Diz o corvo de Poe a me visitar à noite.
Nada sou além de um de seus personagens,
Talvez o da Casa de Usher,
O tal cataléptico, claustrofóbico.
O musgo, a hera tomam
Os muros que crescem à minha volta e revelia
Erigindo minha torre de marfim
Da qual não sairei viva,
Dentro da qual estou condenada
A ver o mundo, a vida que nunca tive,
Passarem diante de meus olhos
Enquanto gasto a eternidade qual zumbi errante.


(IN) SENSATEZ
(Luz... Porto)
Meus olhos, faróis apagados,
Reverberam no silêncio triste
Das madrugadas cinzentas.
Meus tímpanos, taróis perfurados,
Calaram-se na balbúrdia
Do trio elétrico carnavalesco.
Minha língua, serpente pisoteada,
Não percebe mais a maciez
Ou a aspereza da pele amada.
Minha pele, couro curtido,
Cega-se ante à claridade
Deste sol pulsante de meio-dia.
Minhas narinas, com pelos totalmente imóveis,
Não percebem a doçura nem o travo
Dessa paixão desatinada.
Meus neurônios, peixes nadando no seco,
Mal reconhecem o olor das rosas
E a putrefação de meus esqueletos escondidos.
Meus pés, barro esmagado,
Só me levam ao delírio,
À alucinação e à demência.


A Gosto
(Luz... Porto)
Era agosto, eu me lembro.
O céu azul com um ou outro
Fiapo de nuvem a fazer contraste.
Árvores carregadas de flores
Rosa, fúcsia, vermelhas, amarelas.
Borboletas passeando,
Cumprimentando pássaros sem rumo
Urubus fazendo Vs no firmamento.
Era agosto e eu esperava ansiosa
Pelo meu aniversário,
Aquele dia único, singular, especial,
Em que todo o Universo
Conspiraria a meu favor.
Haveria festa, bolo,
Brigadeiro, espetinho,
Sanduíches, brinquedos, visitas,
Gato-mia, pique-esconde, bandeirinha.
Era agosto e num leito de hospital,
Abandonado no insondável mundo do coma,
Jazia meu avô, por quem tanto rezava.
Em um hospital do outro lado do mundo,
Em um barro distante por mim nunca visitado,
Deitava-se seu corpo flácido, sem reações.
Minha avó secava e não chorava:
Murchava por dentro.
Minhas irmãs se revezavam nos cuidados.
Meu pai não dormia em casa,
Só ao lado do sogro, velando-o
À espera de um milagre.
Era agosto e, diferente de Casemiro,
Não poderia nunca ter saudades
Da aurora da minha vida
Pois, mesmo sem chuvas nem trovões,
O sol não brilhou na manhã dos meus oito anos.
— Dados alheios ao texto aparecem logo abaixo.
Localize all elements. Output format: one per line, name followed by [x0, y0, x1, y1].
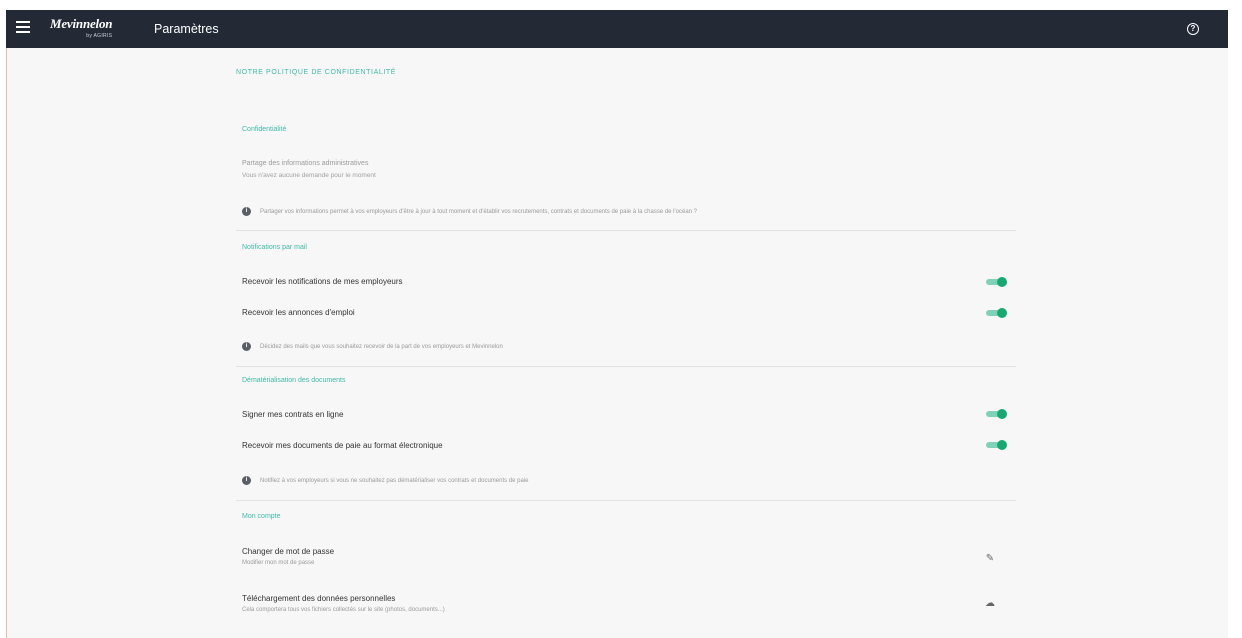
- share-info-status: Vous n'avez aucune demande pour le momen…: [242, 172, 376, 179]
- settings-content: [6, 48, 1228, 638]
- toggle-sign-contracts[interactable]: [986, 409, 1007, 419]
- help-circle-icon[interactable]: ?: [1187, 23, 1199, 35]
- divider: [236, 366, 1016, 367]
- info-confidentiality: i Partager vos informations permet à vos…: [242, 207, 697, 216]
- info-email-notifications: i Décidez des mails que vous souhaitez r…: [242, 342, 503, 351]
- info-text: Décidez des mails que vous souhaitez rec…: [260, 343, 503, 350]
- setting-label-sign-contracts: Signer mes contrats en ligne: [242, 410, 344, 419]
- section-title-email-notifications: Notifications par mail: [242, 244, 307, 251]
- divider: [236, 500, 1016, 501]
- section-title-confidentiality: Confidentialité: [242, 126, 287, 133]
- privacy-policy-link[interactable]: NOTRE POLITIQUE DE CONFIDENTIALITÉ: [236, 69, 396, 76]
- toggle-employer-notifications[interactable]: [986, 277, 1007, 287]
- change-password-label[interactable]: Changer de mot de passe: [242, 547, 334, 556]
- info-icon: i: [242, 207, 251, 216]
- hamburger-icon[interactable]: [16, 21, 30, 35]
- info-icon: i: [242, 476, 251, 485]
- download-data-sub: Cela comportera tous vos fichiers collec…: [242, 607, 445, 613]
- brand-subtitle: by AGIRIS: [86, 33, 113, 39]
- change-password-sub: Modifier mon mot de passe: [242, 560, 315, 566]
- brand-name: Mevinnelon: [50, 16, 113, 31]
- section-title-account: Mon compte: [242, 513, 281, 520]
- toggle-electronic-payslips[interactable]: [986, 440, 1007, 450]
- toggle-job-ads[interactable]: [986, 308, 1007, 318]
- info-dematerialization: i Notifiez à vos employeurs si vous ne s…: [242, 476, 528, 485]
- brand-logo[interactable]: Mevinnelon by AGIRIS: [50, 16, 112, 39]
- info-text: Partager vos informations permet à vos e…: [260, 208, 697, 215]
- top-app-bar: Mevinnelon by AGIRIS Paramètres ?: [6, 10, 1228, 48]
- download-data-label[interactable]: Téléchargement des données personnelles: [242, 594, 395, 603]
- setting-label-job-ads: Recevoir les annonces d'emploi: [242, 308, 355, 317]
- info-icon: i: [242, 342, 251, 351]
- setting-label-electronic-payslips: Recevoir mes documents de paie au format…: [242, 441, 443, 450]
- divider: [236, 230, 1016, 231]
- section-title-dematerialization: Dématérialisation des documents: [242, 377, 346, 384]
- setting-label-employer-notifications: Recevoir les notifications de mes employ…: [242, 277, 403, 286]
- info-text: Notifiez à vos employeurs si vous ne sou…: [260, 477, 529, 484]
- cloud-download-icon[interactable]: ☁: [983, 597, 997, 611]
- share-info-title: Partage des informations administratives: [242, 160, 369, 167]
- pencil-icon[interactable]: ✎: [983, 552, 997, 566]
- page-title: Paramètres: [154, 22, 219, 36]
Às seis despertou-me a visita fatídica
Com a notícia irremediável.
Não houve festa naquele dia.
Tampouco lágrimas consegui derramar.
Não entendia o que era a morte
(Não a entendo até hoje).
Só chorei meses depois
Quando minha novela favorita acabou.
Não houve festa
E desde aquele dia
Visto luto fechado a cada aniversário meu.
As rosas que porventura recebo
São apenas coroas fúnebres
A ornamentarem antecipadamente minhas exéquias.